Matt, I read some of the post. Perhaps I assumed from the earlier portion of the post that you were an IDer. You stated that creationist and IDer's are different. I happen to be one of those that believe IDer's are creationist trying to squeeze creationism into the science lab. IDer's do believe that the biological organisms have an intelligent designer just like creationist. I further believe you are trying to make a similar argument using the Universal Mind. You tell me. By the way, evolution has applications in the real world. Evolution Applications Everyone's experience is different and the context of someone's life is different depending on the different circumstances. In one important aspect, all of our lives are predictable. We are all going to die. The road we travel is wondrous for some, but very brutal for others. No change of context will change the fact that my wife was handed a crappy hand. Believe me, you wouldn't want to trade places. She has more health problems than one should have to bear. As for my "name", that is based on a political philosophy. A social science. Specifically: Philosophical Anarchism It has nothing to do with the predictability of nature. Moreover, not everything in nature is predictable, e.g., the random mutations. Nevertheless, scientific discoveries do allow us to make predictions. Perhaps the simplest example would be falling bodies.
p.s. Good catch on my "name". That has slipped by many.
Ann R. Key,
I should be good at spotting phony names. I used to write this blog under the name Miss Tickle, but stopped because people were expecting a porno blog rather than a mystical blog.

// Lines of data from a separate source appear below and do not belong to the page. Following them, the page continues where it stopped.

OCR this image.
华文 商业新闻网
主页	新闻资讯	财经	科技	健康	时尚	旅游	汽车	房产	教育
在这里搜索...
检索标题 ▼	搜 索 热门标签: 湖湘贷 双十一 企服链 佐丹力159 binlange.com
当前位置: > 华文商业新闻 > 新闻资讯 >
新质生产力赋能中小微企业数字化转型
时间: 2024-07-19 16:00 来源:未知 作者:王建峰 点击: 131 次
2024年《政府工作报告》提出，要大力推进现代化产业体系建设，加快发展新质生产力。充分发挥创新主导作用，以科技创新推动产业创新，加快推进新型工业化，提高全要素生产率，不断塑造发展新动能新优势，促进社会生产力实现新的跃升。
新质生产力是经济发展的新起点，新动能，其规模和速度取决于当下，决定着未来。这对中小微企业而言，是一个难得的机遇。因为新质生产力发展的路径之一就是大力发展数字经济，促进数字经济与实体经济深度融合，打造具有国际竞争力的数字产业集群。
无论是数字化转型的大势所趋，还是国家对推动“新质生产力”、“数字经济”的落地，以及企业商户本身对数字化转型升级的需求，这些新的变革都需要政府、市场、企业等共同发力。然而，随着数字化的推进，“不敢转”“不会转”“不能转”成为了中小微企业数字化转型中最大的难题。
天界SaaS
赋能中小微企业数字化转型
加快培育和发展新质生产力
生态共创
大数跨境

Anyway, I do find it exasperating that you continue to comment on this post without having read all of it or thought about any of it. You may think that you are bringing the clear light of reason into the fog of mysticism, but nothing could be further from the truth. Of course I know that there is something called random mutations and natural selection. Of course I know that scientific discoveries allow us to make predictions. You say ‘You tell me.” The blog is over 200 pages long. If you care to read it and think about it and comment about what I actually wrote and not just spit back something you read in a Richard Dawkins article, then I will be happy to “tell you” anything that you or I may have missed.
Matt, That was rude. I have a brain of my own, I don't need a Richard Dawkins article to speak my mind. If I were to "spit back something" it would more likely be something from Christopher Hitchens. And it wouldn't be because Hitchens somehow opened my eyes, it would be because what Hitchens has said I had already believed. One doesn't need to be an Einstein to know the simple truth. I am what you would call a "material materialist". Things that cannot be observed are irrelevant. Therefore, even if there is a God, God is irrelevant. For this God is obviously not participating in the affairs of humanity.
If you don't find my commentary worthy of a response, so be it.